Syndicat de communes, communauté de communes, communauté d’agglomération, communauté urbaine, métropole : la catégorie du groupement détermine ses compétences. Seuls les syndicats de communes ne sont pas des EPCI à fiscalité propre ; ce sont leurs statuts, approuvés par les conseils municipaux, qui définissent la nature et l’étendue des compétences qui leur sont transférées. Les EPCI à fiscalité propre ont des règles plus contraignantes, en vertu du principe de spécialité fonctionnelle.
Ne peuvent pas être transférées les attributions propres du maire, qu’il exerce soit au nom de l’État, soit au nom de la commune : état civil, officier de police judiciaire (OPJ), pouvoir de police administrative. Mis à part certains pouvoirs de police spéciale du maire, liés à la compétence de la commune et non à des attributions de l’État, qui sont transférés de manière automatique ou volontaire (article L. 5211-9-2 du CGCT). Impossible également de transférer les attributions déjà transférées à un autre EPCI. Deux exceptions : les cas de substitution permettant aux EPCI à fiscalité propre d’être investis des compétences transférées à des syndicats préexistants, sans dissolution préalable de ces derniers ou restitution de leurs compétences aux communes ; et les cas de représentation-substitution permettant aux EPCI à fiscalité propre de se substituer aux communes au sein des syndicats.

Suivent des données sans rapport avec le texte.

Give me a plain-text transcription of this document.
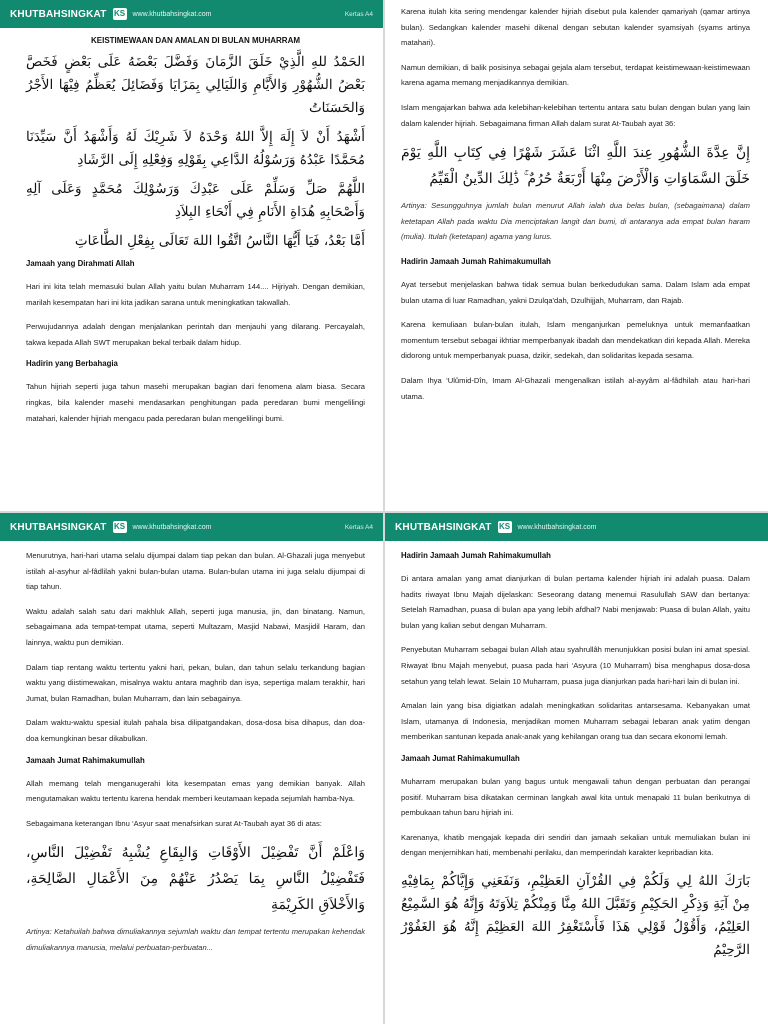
KHUTBAHSINGKAT KS www.khutbahsingkat.com	Kertas A4
KEISTIMEWAAN DAN AMALAN DI BULAN MUHARRAM

الحَمْدُ للهِ الَّذِيْ خَلَقَ الزَّمَانَ وَفَضَّلَ بَعْضَهُ عَلَى بَعْضٍ فَخَصَّ بَعْضُ الشُّهُوْرِ وَالأَيَّامِ وَاللَيَالِي بِمَزَايَا وَفَضَائِلَ يُعَظِّمُ فِيْهَا الأَجْرُ وَالحَسَنَاتُ

أَشْهَدُ أَنْ لاَ إِلَهَ إِلاَّ اللهُ وَحْدَهُ لاَ شَرِيْكَ لَهُ وَأَشْهَدُ أَنَّ سَيِّدَنَا مُحَمَّدًا عَبْدُهُ وَرَسُوْلُهُ الدَّاعِي بِقَوْلِهِ وَفِعْلِهِ إِلَى الرَّشَادِ

اللَّهُمَّ صَلِّ وَسَلِّمْ عَلَى عَبْدِكَ وَرَسُوْلِكَ مُحَمَّدٍ وَعَلَى آلِهِ وَأَصْحَابِهِ هُدَاةِ الأَنَامِ فِي أَنْحَاءِ البِلاَدِ

أَمَّا بَعْدُ، فَيَا أَيُّهَا النَّاسُ اتَّقُوا اللهَ تَعَالَى بِفِعْلِ الطَّاعَاتِ

Jamaah yang Dirahmati Allah

Hari ini kita telah memasuki bulan Allah yaitu bulan Muharram 144.... Hijriyah. Dengan demikian, marilah kesempatan hari ini kita jadikan sarana untuk meningkatkan takwallah.

Perwujudannya adalah dengan menjalankan perintah dan menjauhi yang dilarang. Percayalah, takwa kepada Allah SWT merupakan bekal terbaik dalam hidup.

Hadirin yang Berbahagia

Tahun hijriah seperti juga tahun masehi merupakan bagian dari fenomena alam biasa. Secara ringkas, bila kalender masehi mendasarkan penghitungan pada peredaran bumi mengelilingi matahari, kalender hijriah mengacu pada peredaran bulan mengelilingi bumi.

Karena itulah kita sering mendengar kalender hijriah disebut pula kalender qamariyah (qamar artinya bulan). Sedangkan kalender masehi dikenal dengan sebutan kalender syamsiyah (syams artinya matahari).

Namun demikian, di balik posisinya sebagai gejala alam tersebut, terdapat keistimewaan-keistimewaan karena agama memang menjadikannya demikian.

Islam mengajarkan bahwa ada kelebihan-kelebihan tertentu antara satu bulan dengan bulan yang lain dalam kalender hijriah. Sebagaimana firman Allah dalam surat At-Taubah ayat 36:

إِنَّ عِدَّةَ الشُّهُورِ عِندَ اللَّهِ اثْنَا عَشَرَ شَهْرًا فِي كِتَابِ اللَّهِ يَوْمَ خَلَقَ السَّمَاوَاتِ وَالْأَرْضَ مِنْهَا أَرْبَعَةٌ حُرُمٌ ۚ ذَٰلِكَ الدِّينُ الْقَيِّمُ

Artinya: Sesungguhnya jumlah bulan menurut Allah ialah dua belas bulan, (sebagaimana) dalam ketetapan Allah pada waktu Dia menciptakan langit dan bumi, di antaranya ada empat bulan haram (mulia). Itulah (ketetapan) agama yang lurus.

Hadirin Jamaah Jumah Rahimakumullah

Ayat tersebut menjelaskan bahwa tidak semua bulan berkedudukan sama. Dalam Islam ada empat bulan utama di luar Ramadhan, yakni Dzulqa'dah, Dzulhijjah, Muharram, dan Rajab.

Karena kemuliaan bulan-bulan itulah, Islam menganjurkan pemeluknya untuk memanfaatkan momentum tersebut sebagai ikhtiar memperbanyak ibadah dan mendekatkan diri kepada Allah. Mereka didorong untuk memperbanyak puasa, dzikir, sedekah, dan solidaritas kepada sesama.

Dalam Ihya ‘Ulûmid-Dîn, Imam Al-Ghazali mengenalkan istilah al-ayyâm al-fâdhilah atau hari-hari utama.

KHUTBAHSINGKAT KS www.khutbahsingkat.com	Kertas A4

Menurutnya, hari-hari utama selalu dijumpai dalam tiap pekan dan bulan. Al-Ghazali juga menyebut istilah al-asyhur al-fâdlilah yakni bulan-bulan utama. Bulan-bulan utama ini juga selalu dijumpai di tiap tahun.

Waktu adalah salah satu dari makhluk Allah, seperti juga manusia, jin, dan binatang. Namun, sebagaimana ada tempat-tempat utama, seperti Multazam, Masjid Nabawi, Masjidil Haram, dan lainnya, waktu pun demikian.

Dalam tiap rentang waktu tertentu yakni hari, pekan, bulan, dan tahun selalu terkandung bagian waktu yang diistimewakan, misalnya waktu antara maghrib dan isya, sepertiga malam terakhir, hari Jumat, bulan Ramadhan, bulan Muharram, dan lain sebagainya.

Dalam waktu-waktu spesial itulah pahala bisa dilipatgandakan, dosa-dosa bisa dihapus, dan doa-doa kemungkinan besar dikabulkan.

Jamaah Jumat Rahimakumullah

Allah memang telah menganugerahi kita kesempatan emas yang demikian banyak. Allah mengutamakan waktu tertentu karena hendak memberi keutamaan kepada sejumlah hamba-Nya.

Sebagaimana keterangan Ibnu ‘Asyur saat menafsirkan surat At-Taubah ayat 36 di atas:

وَاعْلَمْ أَنَّ تَفْضِيْلَ الأَوْقَاتِ وَالبِقَاعِ يُشْبِهُ تَفْضِيْلَ النَّاسِ، فَتَفْضِيْلُ النَّاسِ بِمَا يَصْدُرُ عَنْهُمْ مِنَ الأَعْمَالِ الصَّالِحَةِ، وَالأَخْلاَقِ الكَرِيْمَةِ

Artinya: Ketahuilah bahwa dimuliakannya sejumlah waktu dan tempat tertentu merupakan kehendak dimuliakannya manusia, melalui perbuatan-perbuatan...

KHUTBAHSINGKAT KS www.khutbahsingkat.com
Hadirin Jamaah Jumah Rahimakumullah

Di antara amalan yang amat dianjurkan di bulan pertama kalender hijriah ini adalah puasa. Dalam hadits riwayat Ibnu Majah dijelaskan: Seseorang datang menemui Rasulullah SAW dan bertanya: Setelah Ramadhan, puasa di bulan apa yang lebih afdhal? Nabi menjawab: Puasa di bulan Allah, yaitu bulan yang kalian sebut dengan Muharram.

Penyebutan Muharram sebagai bulan Allah atau syahrullâh menunjukkan posisi bulan ini amat spesial. Riwayat Ibnu Majah menyebut, puasa pada hari ‘Asyura (10 Muharram) bisa menghapus dosa-dosa setahun yang telah lewat. Selain 10 Muharram, puasa juga dianjurkan pada hari-hari lain di bulan ini.

Amalan lain yang bisa digiatkan adalah meningkatkan solidaritas antarsesama. Kebanyakan umat Islam, utamanya di Indonesia, menjadikan momen Muharram sebagai lebaran anak yatim dengan memberikan santunan kepada anak-anak yang kehilangan orang tua dan secara ekonomi lemah.

Jamaah Jumat Rahimakumullah

Muharram merupakan bulan yang bagus untuk mengawali tahun dengan perbuatan dan perangai positif. Muharram bisa dikatakan cerminan langkah awal kita untuk menapaki 11 bulan berikutnya di pembukaan tahun baru hijriah ini.

Karenanya, khatib mengajak kepada diri sendiri dan jamaah sekalian untuk memuliakan bulan ini dengan menjernihkan hati, membenahi perilaku, dan memperindah karakter kepribadian kita.

بَارَكَ اللهُ لِي وَلَكُمْ فِي القُرْآنِ العَظِيْمِ، وَنَفَعَنِي وَإِيَّاكُمْ بِمَافِيْهِ مِنْ آيَةِ وَذِكْرِ الحَكِيْمِ وَتَقَبَّلَ اللهُ مِنَّا وَمِنْكُمْ تِلاَوَتَهُ وَإِنَّهُ هُوَ السَّمِيْعُ العَلِيْمُ، وَأَقُوْلُ قَوْلِي هَذَا فَأَسْتَغْفِرُ اللهَ العَظِيْمَ إِنَّهُ هُوَ الغَفُوْرُ الرَّحِيْمُ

En tout état de cause, la commune conserve la clause de compétence générale (L. 2121-29 du CGCT) sur son territoire et l’EPCI ne peut agir en dehors des compétences qui lui ont été attribuées. Toutefois, la clause de compétence générale n’est pas sans limite. Sa mise en œuvre doit être justifiée par un intérêt public communal, qui ne relève pas d’une compétence expressément attribuée à une autre collectivité ou à l’État.
La commune est dessaisie des compétences qu’elle a transférées
L’EPCI n’est compétent que pour intervenir à l’intérieur de son périmètre, c’est-à-dire au seul bénéfice de ses communes membres. Par exception, la jurisprudence tolère qu’un groupement intervienne en dehors de son périmètre pour exercer l’une de ses compétences. Notamment, en matière d’eau potable. Le groupement doit alors être dans l’impossibilité de mener à bien sa mission sur le territoire d’une commune membre et répondre exclusivement à un besoin d’ordre intercommunal. Par ailleurs, un EPCI peut déroger au principe de spécialité lorsqu’il réalise des prestations de service par voie de convention au profit de communes non membres. Il est alors assujetti aux règles de la commande publique (publicité et mise en concurrence).
Avec le principe d’exclusivité, les EPCI sont les seuls à pouvoir agir dans les domaines se rattachant aux compétences qui leur ont été transférées. Il ne leur est toutefois pas interdit de transférer certaines compétences à un syndicat mixte. La commune est immédiatement et totalement dessaisie des compétences transférées, et ne peut plus exercer elle-même la compétence. Elle ne peut pas non plus la transférer un autre EPCI, sauf à se retirer préalablement de celui dont elle est membre. Les fonctionnaires territoriaux chargés de la mise en œuvre de la compétence sont transférés et relèvent de l’EPCI dans les conditions de statut d’emploi qui sont les leurs. En cas de transfert partiel de compétence, la commune peut conserver les services concernés.